Lasciare il proprio figlio con qualcuno per la prima volta è una piccola prova per tutti. Si può rendere molto più semplice, e quasi tutto si gioca prima di uscire di casa.
Fatevi conoscere prima
Il modo migliore è che la prima volta non sia davvero la prima. Fate venire la persona un'ora mentre siete in casa: il bambino la vede parlare con voi, capisce che è qualcuno di cui vi fidate, e la volta dopo non è un'estranea.
Le parole
- Ditelo prima, non sulla porta. Anche ai piccolissimi
- Siate concreti sul tempo — «torniamo dopo la nanna» funziona meglio di «tra tre ore»

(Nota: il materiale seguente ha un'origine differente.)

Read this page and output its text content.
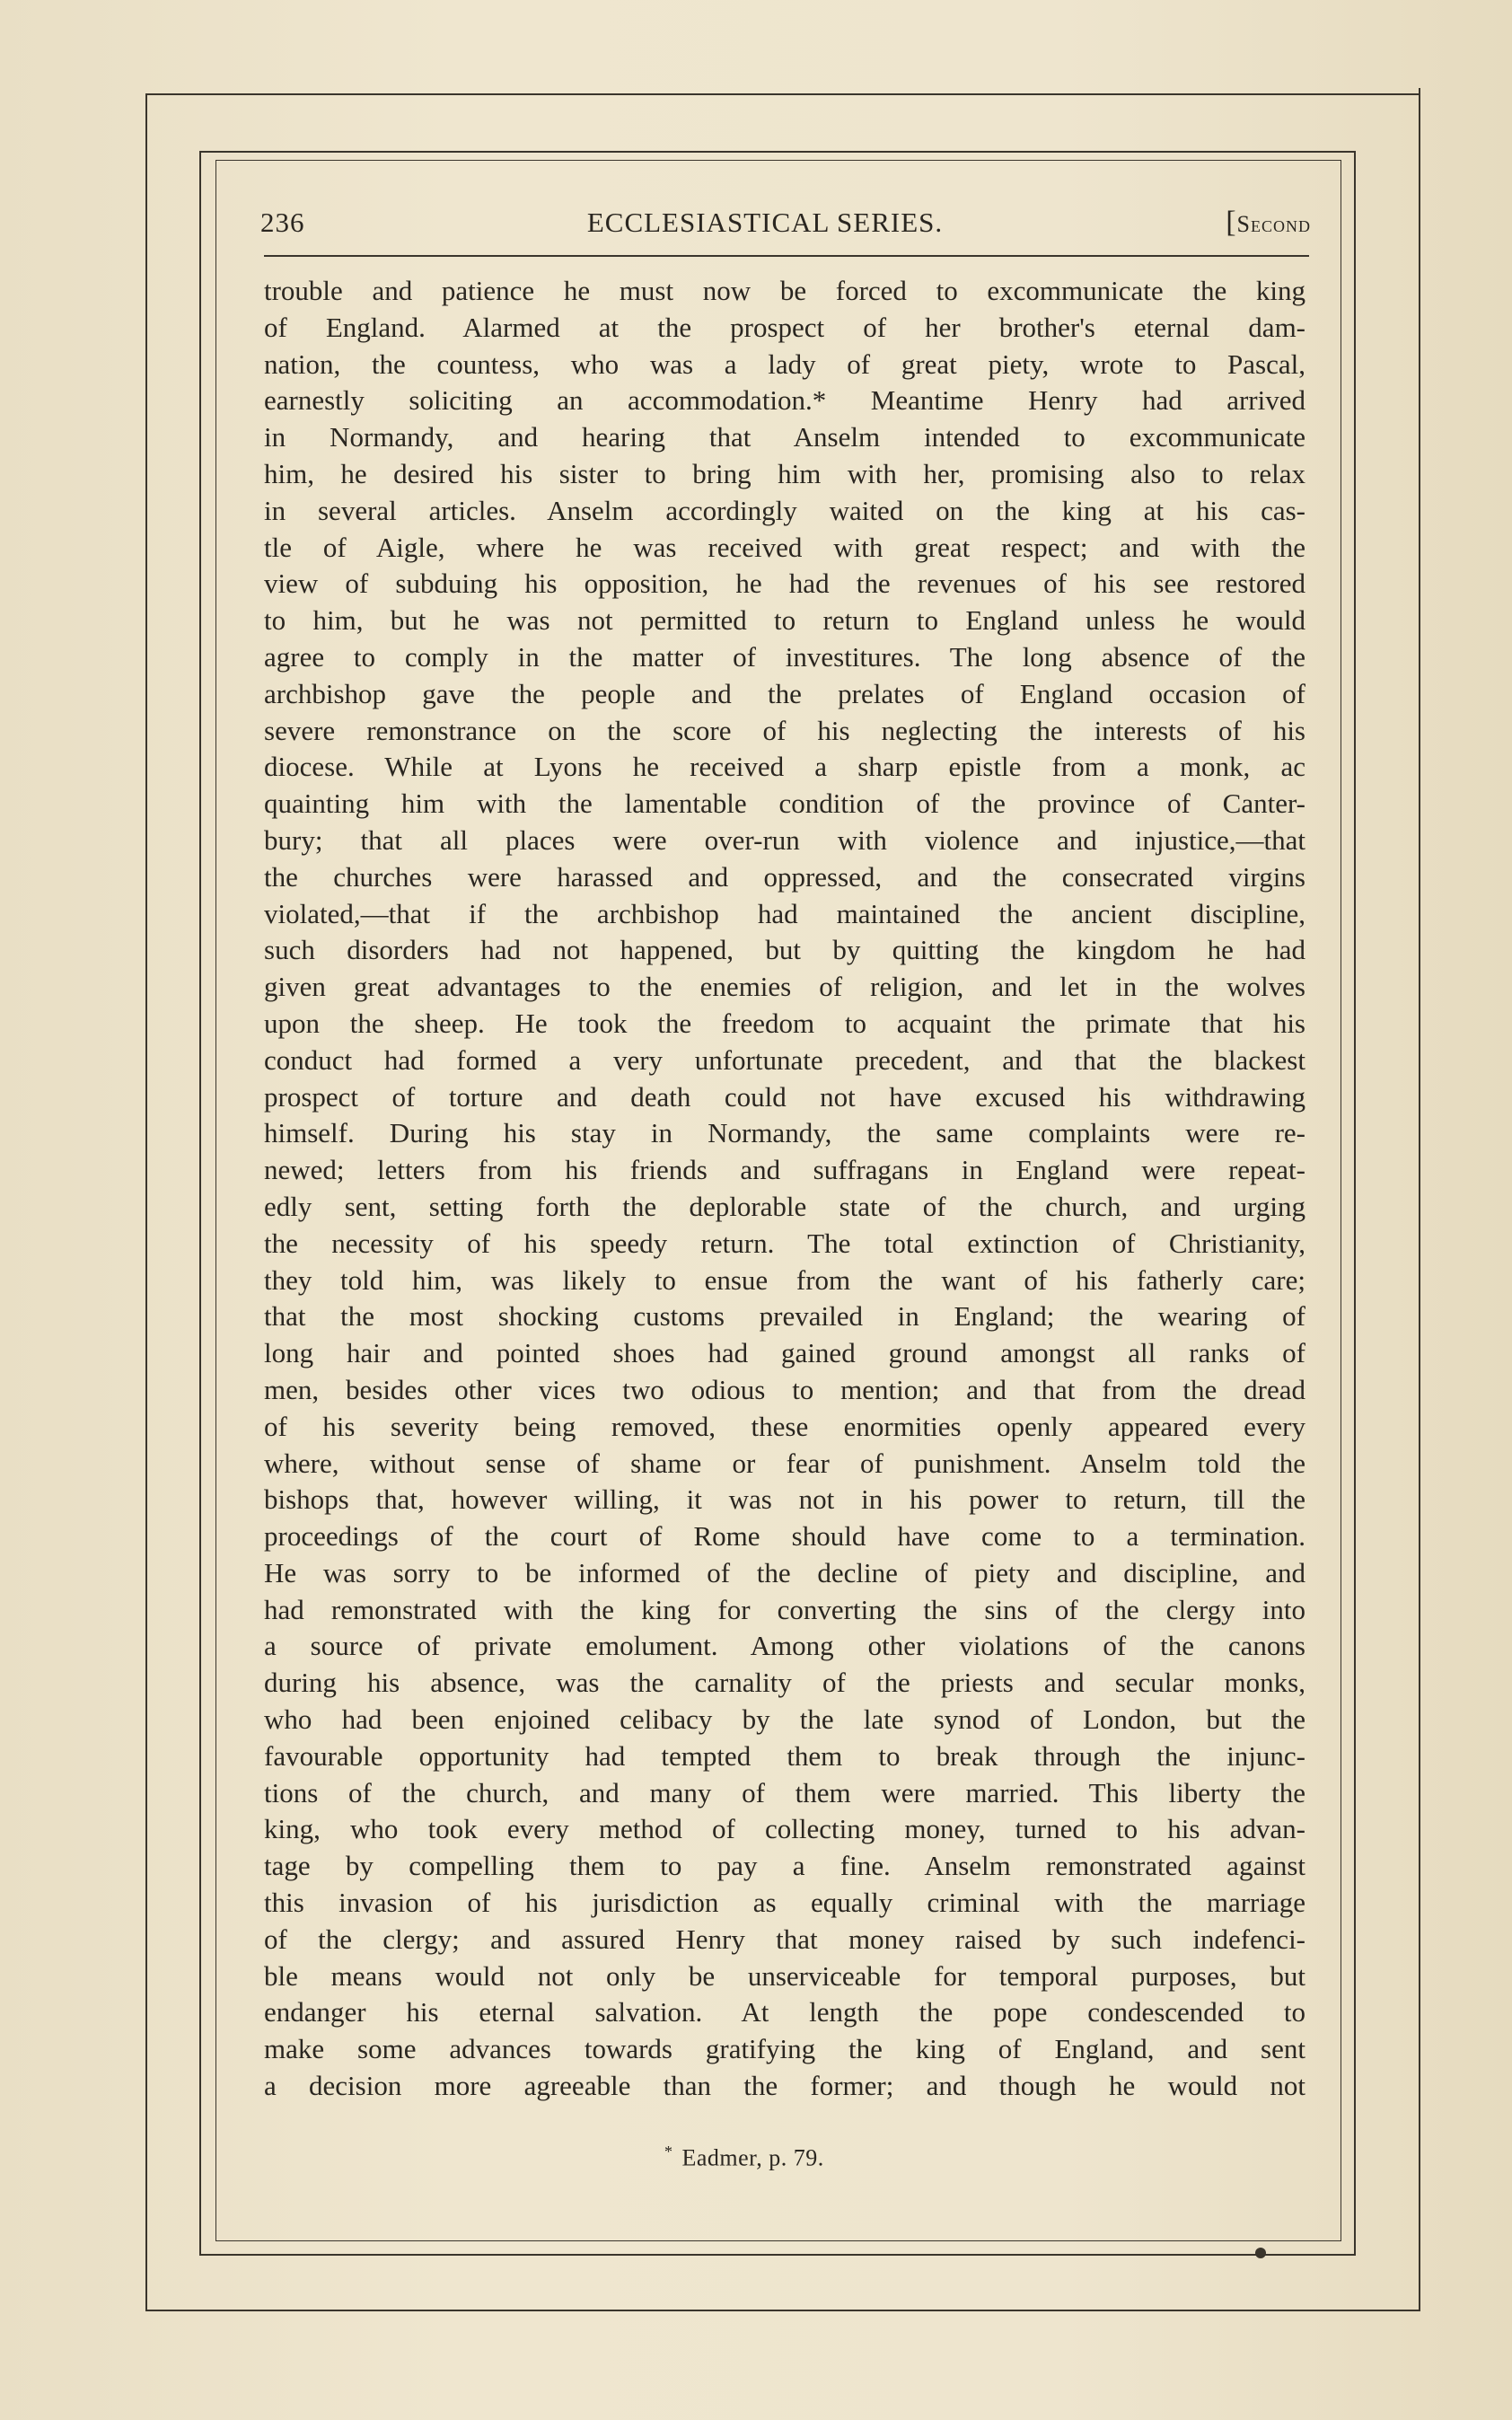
236	ECCLESIASTICAL SERIES.	[Second
trouble and patience he must now be forced to excommunicate the king
of England. Alarmed at the prospect of her brother's eternal dam-
nation, the countess, who was a lady of great piety, wrote to Pascal,
earnestly soliciting an accommodation.* Meantime Henry had arrived
in Normandy, and hearing that Anselm intended to excommunicate
him, he desired his sister to bring him with her, promising also to relax
in several articles. Anselm accordingly waited on the king at his cas-
tle of Aigle, where he was received with great respect; and with the
view of subduing his opposition, he had the revenues of his see restored
to him, but he was not permitted to return to England unless he would
agree to comply in the matter of investitures. The long absence of the
archbishop gave the people and the prelates of England occasion of
severe remonstrance on the score of his neglecting the interests of his
diocese. While at Lyons he received a sharp epistle from a monk, ac
quainting him with the lamentable condition of the province of Canter-
bury; that all places were over-run with violence and injustice,—that
the churches were harassed and oppressed, and the consecrated virgins
violated,—that if the archbishop had maintained the ancient discipline,
such disorders had not happened, but by quitting the kingdom he had
given great advantages to the enemies of religion, and let in the wolves
upon the sheep. He took the freedom to acquaint the primate that his
conduct had formed a very unfortunate precedent, and that the blackest
prospect of torture and death could not have excused his withdrawing
himself. During his stay in Normandy, the same complaints were re-
newed; letters from his friends and suffragans in England were repeat-
edly sent, setting forth the deplorable state of the church, and urging
the necessity of his speedy return. The total extinction of Christianity,
they told him, was likely to ensue from the want of his fatherly care;
that the most shocking customs prevailed in England; the wearing of
long hair and pointed shoes had gained ground amongst all ranks of
men, besides other vices two odious to mention; and that from the dread
of his severity being removed, these enormities openly appeared every
where, without sense of shame or fear of punishment. Anselm told the
bishops that, however willing, it was not in his power to return, till the
proceedings of the court of Rome should have come to a termination.
He was sorry to be informed of the decline of piety and discipline, and
had remonstrated with the king for converting the sins of the clergy into
a source of private emolument. Among other violations of the canons
during his absence, was the carnality of the priests and secular monks,
who had been enjoined celibacy by the late synod of London, but the
favourable opportunity had tempted them to break through the injunc-
tions of the church, and many of them were married. This liberty the
king, who took every method of collecting money, turned to his advan-
tage by compelling them to pay a fine. Anselm remonstrated against
this invasion of his jurisdiction as equally criminal with the marriage
of the clergy; and assured Henry that money raised by such indefenci-
ble means would not only be unserviceable for temporal purposes, but
endanger his eternal salvation. At length the pope condescended to
make some advances towards gratifying the king of England, and sent
a decision more agreeable than the former; and though he would not
* Eadmer, p. 79.
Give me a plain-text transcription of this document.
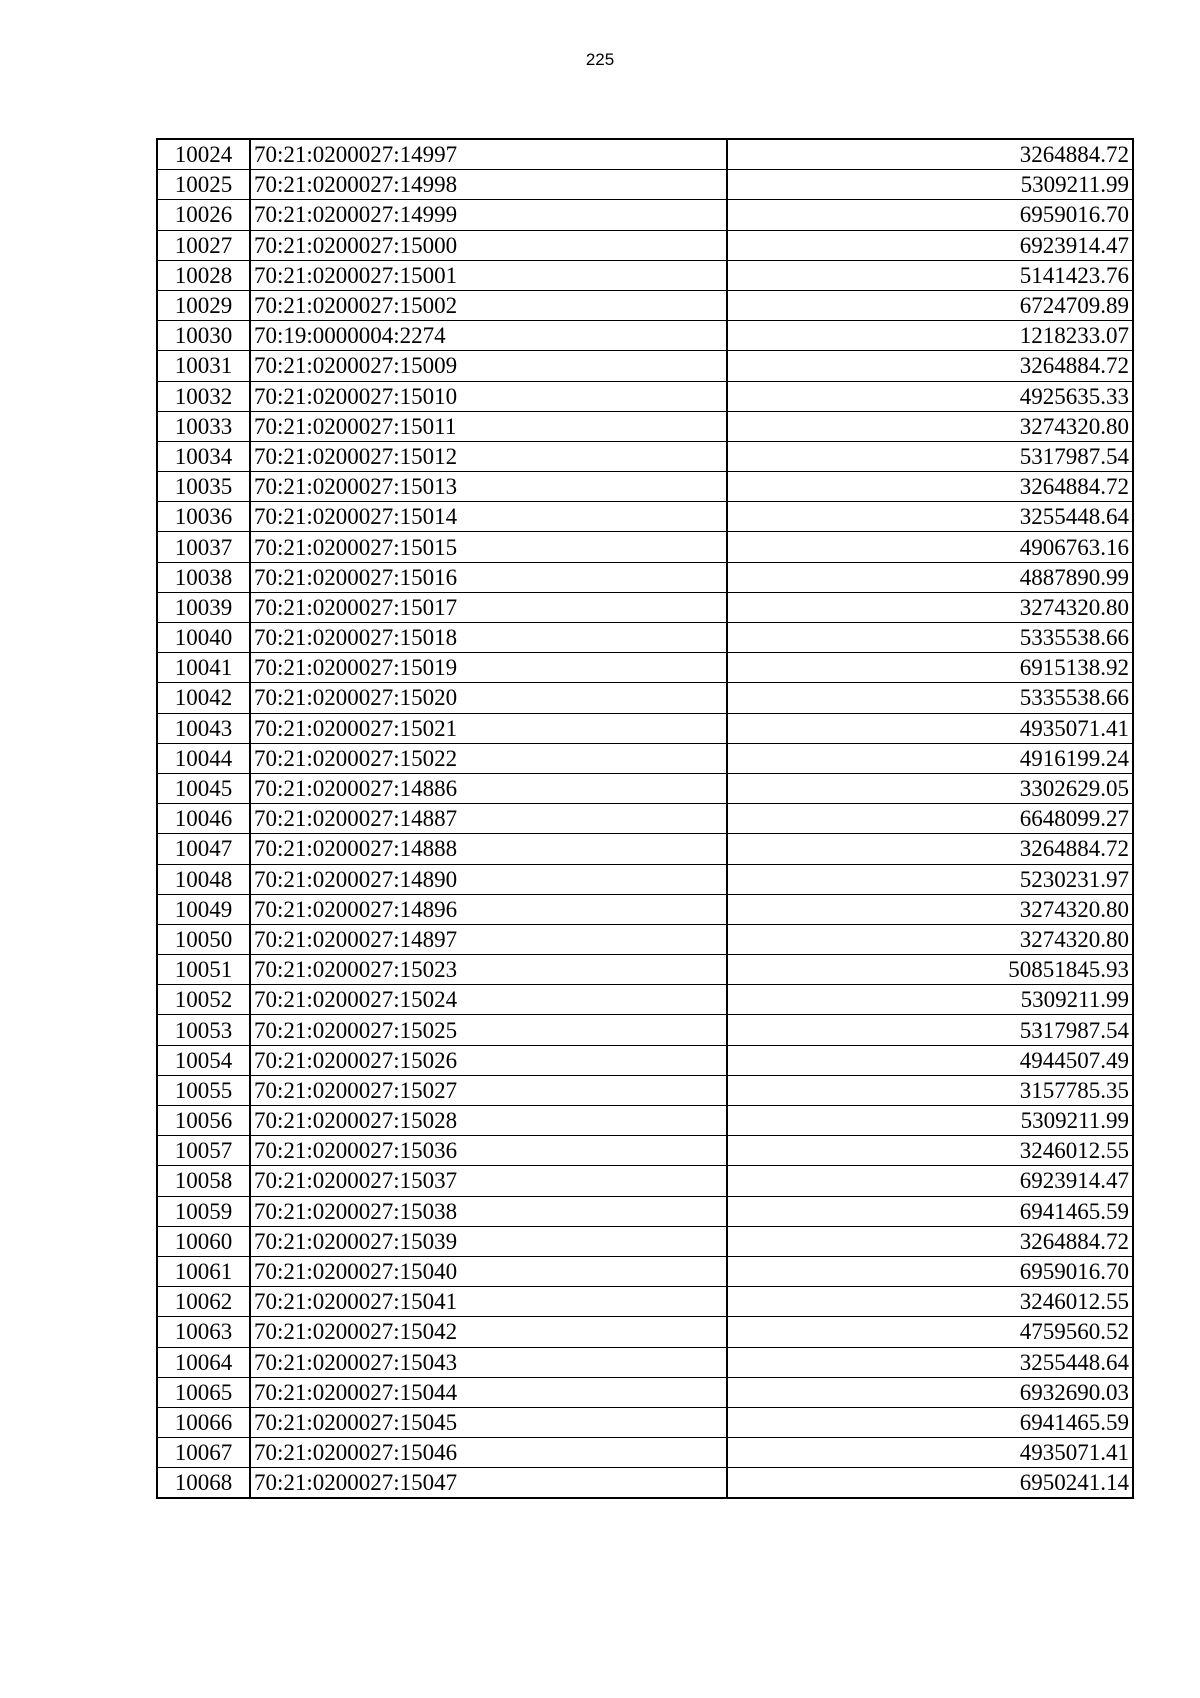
225
10024	70:21:0200027:14997	3264884.72
10025	70:21:0200027:14998	5309211.99
10026	70:21:0200027:14999	6959016.70
10027	70:21:0200027:15000	6923914.47
10028	70:21:0200027:15001	5141423.76
10029	70:21:0200027:15002	6724709.89
10030	70:19:0000004:2274	1218233.07
10031	70:21:0200027:15009	3264884.72
10032	70:21:0200027:15010	4925635.33
10033	70:21:0200027:15011	3274320.80
10034	70:21:0200027:15012	5317987.54
10035	70:21:0200027:15013	3264884.72
10036	70:21:0200027:15014	3255448.64
10037	70:21:0200027:15015	4906763.16
10038	70:21:0200027:15016	4887890.99
10039	70:21:0200027:15017	3274320.80
10040	70:21:0200027:15018	5335538.66
10041	70:21:0200027:15019	6915138.92
10042	70:21:0200027:15020	5335538.66
10043	70:21:0200027:15021	4935071.41
10044	70:21:0200027:15022	4916199.24
10045	70:21:0200027:14886	3302629.05
10046	70:21:0200027:14887	6648099.27
10047	70:21:0200027:14888	3264884.72
10048	70:21:0200027:14890	5230231.97
10049	70:21:0200027:14896	3274320.80
10050	70:21:0200027:14897	3274320.80
10051	70:21:0200027:15023	50851845.93
10052	70:21:0200027:15024	5309211.99
10053	70:21:0200027:15025	5317987.54
10054	70:21:0200027:15026	4944507.49
10055	70:21:0200027:15027	3157785.35
10056	70:21:0200027:15028	5309211.99
10057	70:21:0200027:15036	3246012.55
10058	70:21:0200027:15037	6923914.47
10059	70:21:0200027:15038	6941465.59
10060	70:21:0200027:15039	3264884.72
10061	70:21:0200027:15040	6959016.70
10062	70:21:0200027:15041	3246012.55
10063	70:21:0200027:15042	4759560.52
10064	70:21:0200027:15043	3255448.64
10065	70:21:0200027:15044	6932690.03
10066	70:21:0200027:15045	6941465.59
10067	70:21:0200027:15046	4935071.41
10068	70:21:0200027:15047	6950241.14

- Salutate e andate. I saluti lunghi peggiorano le cose, i rientri per un ultimo bacio anche
- Non sparite di nascosto. Sembra indolore ma insegna che potete sparire in qualsiasi momento, ed è proprio la paura che volete evitare
Il pianto quando uscite
È normalissimo, ed è quasi sempre brevissimo. La maggior parte dei bambini si tranquillizza entro pochi minuti dalla chiusura della porta. Se volete, chiedete un messaggio dopo un quarto d'ora: quasi sempre arriva la foto di qualcuno che gioca sereno.
Cosa aiuta davvero
Un oggetto familiare a portata di mano. Una routine identica a quella di sempre. Una persona che non tenta di sostituirvi né di conquistare il bambino a tutti i costi, ma sta semplicemente lì, tranquilla.
E voi
Il senso di colpa la prima volta è quasi garantito, e non significa che stiate facendo qualcosa di sbagliato. Un genitore che esce ogni tanto è un genitore che torna in condizioni migliori. Vale per tutti, e vale soprattutto qui, dove le reti familiari si sono assottigliate e molti si trovano a fare tutto da soli.